It’s a new year, I’m going to blaze through this house and get rid of the extra dust collectors, the things we don’t use. I make the usual “donate” and “trash” piles. I recruit my son to help, we start in his room. He starts rummaging through his rock and fossil collections. He carefully inspects each formation and announces its importance, the defining characteristics that set it apart from the others and make it special. To me, its a pile of rocks. And how many Petoskey stones, horn corals and Crinoids does one need, I ask myself? In this house, it’s a dumb question. I leave him to assess his own belongings and I go for the closet. The closet that has housed the majority of his art projects, report cards and homework assignments that took an act of God to complete. I feel a lump in my throat as I retrieve “Annie” the dinosaur that went everywhere with us for years. I set the stuffed Stegosaurus aside and start tossing the broken crayons, dried out markers and random puzzle pieces into the trash pile. The sentimental findings are too much so I relocate into the kitchen. Surely no items carrying any sentimental value will be found in there.

I don’t need multiple spatulas and duplicates of various kitchen utensils, I don’t. I easily toss them into the “donate” pile. Identifying kitchen towels that have achieved rag status is easy. Nothing emotionally difficult in here, I can purge this room ’til my heart’s content. Or maybe until I open the cupboard that contains the pink and white fish-shaped melamine serving plate. The one that I took out to all of the backyard campfires over the years. Ohhh, on it I would carefully arrange all the fixings for S’mores to treat the neighborhood kids, friends, family. If I get rid of that, I’m throwing away proof of that precious memory.
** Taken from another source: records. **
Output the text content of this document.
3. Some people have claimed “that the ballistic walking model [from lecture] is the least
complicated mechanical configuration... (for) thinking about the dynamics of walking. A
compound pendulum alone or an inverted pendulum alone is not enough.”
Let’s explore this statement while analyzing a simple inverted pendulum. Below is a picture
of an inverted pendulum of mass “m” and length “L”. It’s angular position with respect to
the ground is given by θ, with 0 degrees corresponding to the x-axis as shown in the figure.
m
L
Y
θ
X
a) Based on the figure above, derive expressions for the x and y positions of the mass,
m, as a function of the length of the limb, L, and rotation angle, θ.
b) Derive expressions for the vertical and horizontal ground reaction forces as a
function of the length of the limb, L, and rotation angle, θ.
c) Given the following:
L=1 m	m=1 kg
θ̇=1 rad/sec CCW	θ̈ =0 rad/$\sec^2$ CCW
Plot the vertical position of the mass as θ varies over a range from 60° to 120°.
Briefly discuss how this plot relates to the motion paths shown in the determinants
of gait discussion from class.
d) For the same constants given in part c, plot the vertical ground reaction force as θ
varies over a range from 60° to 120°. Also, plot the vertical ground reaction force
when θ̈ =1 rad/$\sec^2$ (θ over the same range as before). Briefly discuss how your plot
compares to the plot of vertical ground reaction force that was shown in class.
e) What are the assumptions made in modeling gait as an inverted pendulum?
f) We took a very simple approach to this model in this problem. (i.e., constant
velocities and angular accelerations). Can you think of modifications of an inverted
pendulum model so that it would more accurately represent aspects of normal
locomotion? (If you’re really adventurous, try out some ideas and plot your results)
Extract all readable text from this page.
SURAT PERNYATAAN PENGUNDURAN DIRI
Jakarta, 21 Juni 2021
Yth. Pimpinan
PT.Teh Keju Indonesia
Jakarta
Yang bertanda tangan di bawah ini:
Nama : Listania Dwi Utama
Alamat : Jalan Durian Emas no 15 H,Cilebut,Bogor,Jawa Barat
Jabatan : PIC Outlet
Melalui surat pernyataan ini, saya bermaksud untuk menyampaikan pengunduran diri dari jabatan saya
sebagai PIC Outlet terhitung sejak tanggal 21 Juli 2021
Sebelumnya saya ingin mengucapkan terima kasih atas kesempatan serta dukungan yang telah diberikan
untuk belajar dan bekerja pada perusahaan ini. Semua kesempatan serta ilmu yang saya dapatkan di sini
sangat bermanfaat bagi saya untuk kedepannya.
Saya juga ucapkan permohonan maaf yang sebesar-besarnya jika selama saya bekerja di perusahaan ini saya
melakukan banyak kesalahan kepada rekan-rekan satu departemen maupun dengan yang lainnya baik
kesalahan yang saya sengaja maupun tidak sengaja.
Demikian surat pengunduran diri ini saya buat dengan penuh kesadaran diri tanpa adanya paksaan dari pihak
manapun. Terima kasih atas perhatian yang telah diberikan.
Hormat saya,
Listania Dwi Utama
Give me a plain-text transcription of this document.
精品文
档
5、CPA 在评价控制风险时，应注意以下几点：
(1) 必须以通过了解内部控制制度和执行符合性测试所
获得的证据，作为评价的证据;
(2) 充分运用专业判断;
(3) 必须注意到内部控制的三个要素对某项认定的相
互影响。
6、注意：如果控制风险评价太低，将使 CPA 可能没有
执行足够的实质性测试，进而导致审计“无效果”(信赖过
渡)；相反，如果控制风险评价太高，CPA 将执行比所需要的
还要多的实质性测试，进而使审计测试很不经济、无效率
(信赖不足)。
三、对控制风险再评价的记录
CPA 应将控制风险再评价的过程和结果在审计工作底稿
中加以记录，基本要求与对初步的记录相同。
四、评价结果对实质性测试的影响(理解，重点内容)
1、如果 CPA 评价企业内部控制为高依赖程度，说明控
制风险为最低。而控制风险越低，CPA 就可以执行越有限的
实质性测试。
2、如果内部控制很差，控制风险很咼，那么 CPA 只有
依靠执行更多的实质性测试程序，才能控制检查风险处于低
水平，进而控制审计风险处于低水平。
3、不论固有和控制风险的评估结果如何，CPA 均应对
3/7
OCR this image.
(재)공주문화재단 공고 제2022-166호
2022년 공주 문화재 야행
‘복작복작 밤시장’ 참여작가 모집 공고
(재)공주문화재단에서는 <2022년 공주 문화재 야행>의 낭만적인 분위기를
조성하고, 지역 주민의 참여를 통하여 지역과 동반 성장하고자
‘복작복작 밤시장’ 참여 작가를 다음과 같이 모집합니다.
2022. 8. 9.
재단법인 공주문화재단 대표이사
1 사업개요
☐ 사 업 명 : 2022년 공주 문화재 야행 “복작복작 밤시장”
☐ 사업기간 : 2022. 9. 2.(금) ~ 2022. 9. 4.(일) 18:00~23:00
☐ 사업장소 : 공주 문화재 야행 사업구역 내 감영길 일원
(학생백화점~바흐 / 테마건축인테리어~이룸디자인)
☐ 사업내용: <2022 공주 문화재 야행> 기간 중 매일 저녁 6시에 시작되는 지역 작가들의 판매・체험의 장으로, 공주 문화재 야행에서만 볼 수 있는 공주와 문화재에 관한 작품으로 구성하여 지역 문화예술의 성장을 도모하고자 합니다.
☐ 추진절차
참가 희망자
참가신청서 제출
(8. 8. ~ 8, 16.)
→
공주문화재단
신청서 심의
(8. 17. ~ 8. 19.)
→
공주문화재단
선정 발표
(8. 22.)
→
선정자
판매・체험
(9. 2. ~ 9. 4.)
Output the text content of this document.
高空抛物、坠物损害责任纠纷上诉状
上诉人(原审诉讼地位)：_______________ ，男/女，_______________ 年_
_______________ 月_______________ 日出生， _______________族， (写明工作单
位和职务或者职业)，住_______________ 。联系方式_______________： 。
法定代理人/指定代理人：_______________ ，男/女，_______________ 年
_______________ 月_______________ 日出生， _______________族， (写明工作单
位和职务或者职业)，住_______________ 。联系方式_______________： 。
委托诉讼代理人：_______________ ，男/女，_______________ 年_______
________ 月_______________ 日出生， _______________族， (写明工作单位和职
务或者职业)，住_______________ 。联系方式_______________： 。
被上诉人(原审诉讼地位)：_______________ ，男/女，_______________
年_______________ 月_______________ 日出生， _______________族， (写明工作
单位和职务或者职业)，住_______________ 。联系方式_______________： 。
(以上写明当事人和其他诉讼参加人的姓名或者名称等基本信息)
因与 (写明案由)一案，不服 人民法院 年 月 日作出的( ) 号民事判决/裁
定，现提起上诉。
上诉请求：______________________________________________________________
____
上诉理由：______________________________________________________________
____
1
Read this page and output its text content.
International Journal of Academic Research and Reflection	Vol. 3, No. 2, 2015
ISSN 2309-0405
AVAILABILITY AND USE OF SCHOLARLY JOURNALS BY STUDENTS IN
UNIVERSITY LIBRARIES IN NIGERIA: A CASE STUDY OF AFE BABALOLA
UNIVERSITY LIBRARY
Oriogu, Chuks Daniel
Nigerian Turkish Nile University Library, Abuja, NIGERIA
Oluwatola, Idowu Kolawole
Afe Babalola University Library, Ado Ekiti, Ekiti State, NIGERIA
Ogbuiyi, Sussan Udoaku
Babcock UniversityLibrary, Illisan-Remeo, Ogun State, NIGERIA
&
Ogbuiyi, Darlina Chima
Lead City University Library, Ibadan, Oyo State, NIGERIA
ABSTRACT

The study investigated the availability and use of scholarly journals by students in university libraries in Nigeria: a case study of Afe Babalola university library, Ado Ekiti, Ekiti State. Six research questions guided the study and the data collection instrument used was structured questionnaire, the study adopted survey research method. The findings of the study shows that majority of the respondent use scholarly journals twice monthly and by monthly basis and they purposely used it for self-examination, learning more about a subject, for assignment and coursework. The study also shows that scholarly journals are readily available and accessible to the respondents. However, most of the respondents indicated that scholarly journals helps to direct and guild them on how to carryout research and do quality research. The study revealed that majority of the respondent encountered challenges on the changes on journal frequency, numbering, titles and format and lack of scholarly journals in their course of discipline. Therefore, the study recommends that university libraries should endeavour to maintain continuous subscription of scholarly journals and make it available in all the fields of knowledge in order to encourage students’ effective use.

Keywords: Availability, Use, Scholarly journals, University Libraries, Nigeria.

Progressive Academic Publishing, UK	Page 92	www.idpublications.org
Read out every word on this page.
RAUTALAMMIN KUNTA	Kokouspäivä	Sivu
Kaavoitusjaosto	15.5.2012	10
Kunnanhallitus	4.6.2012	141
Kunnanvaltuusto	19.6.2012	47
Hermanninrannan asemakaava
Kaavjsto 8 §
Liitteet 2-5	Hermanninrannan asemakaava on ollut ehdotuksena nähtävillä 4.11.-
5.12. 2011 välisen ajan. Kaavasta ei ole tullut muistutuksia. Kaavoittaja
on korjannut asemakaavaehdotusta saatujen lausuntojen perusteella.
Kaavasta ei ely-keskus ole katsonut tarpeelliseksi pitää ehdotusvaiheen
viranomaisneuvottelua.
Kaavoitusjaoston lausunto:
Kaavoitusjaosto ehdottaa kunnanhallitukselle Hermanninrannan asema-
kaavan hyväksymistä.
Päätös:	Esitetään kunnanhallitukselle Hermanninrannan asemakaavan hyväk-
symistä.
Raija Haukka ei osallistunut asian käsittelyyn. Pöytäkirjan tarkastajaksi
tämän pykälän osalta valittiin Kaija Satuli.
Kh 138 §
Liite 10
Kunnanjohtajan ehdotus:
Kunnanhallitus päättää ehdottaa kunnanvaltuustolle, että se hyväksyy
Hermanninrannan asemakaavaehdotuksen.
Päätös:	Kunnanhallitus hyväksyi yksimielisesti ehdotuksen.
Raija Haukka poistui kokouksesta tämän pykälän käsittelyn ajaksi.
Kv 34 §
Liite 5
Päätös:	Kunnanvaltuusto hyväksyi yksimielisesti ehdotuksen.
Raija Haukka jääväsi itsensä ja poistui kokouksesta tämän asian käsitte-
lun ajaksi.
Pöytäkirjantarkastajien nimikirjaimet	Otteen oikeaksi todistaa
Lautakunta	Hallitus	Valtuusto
I find myself looking through CD’s. This will be a piece of cake. Who even listens to compact discs anymore? One by one, I toss them into the donate pile. Until I get to the John Hiatt CD case, with the Interlochen concert ticket stub stuffed inside the cracked case. My mind flashes back nearly 2 decades. I remember the details of that trip. Me belting out “Buffalo River Home” there and back so many times Norb was ready to leave me on the side of the road. That one has to stay, along with Gordon Lightfoot and Eric Clapton’s Greatest Hits. Too many memories attached to those.

I attempt to tackle one last nook of this house today. My bedroom closet. It’s pretty organized, being I tackled it not long ago. I start sorting through the purses and stop cold when I spot the Madras plaid handbag with the ant pattern. A random ant here, a random ant there. I bought the designer purse many years ago when Dan was a little boy and had an obsession with ants. I carried that purse proudly and oh how he loved it. That one stays in the purse bin. It has to.

As I reflect through my findings, I realize my attachment is to the memories and not necessarily the objects themself. It feels like parting with these things is parting with periods of time I will never get back. So I dust them off and put them back in their respective places. Because while I want a tidy home, I also want one with meaning, with scattered bits of nostalgia, where I can easily spot something that makes me say, “hey…..remember when???”

I holler for Dan to grab the clear containers for the rocks. We organize them as best we can, not parting with a single one. We dust them off and head for town. I grab my John Hiatt CD. I sing “Buffalo River Home” and my reflective, sappy mind is content.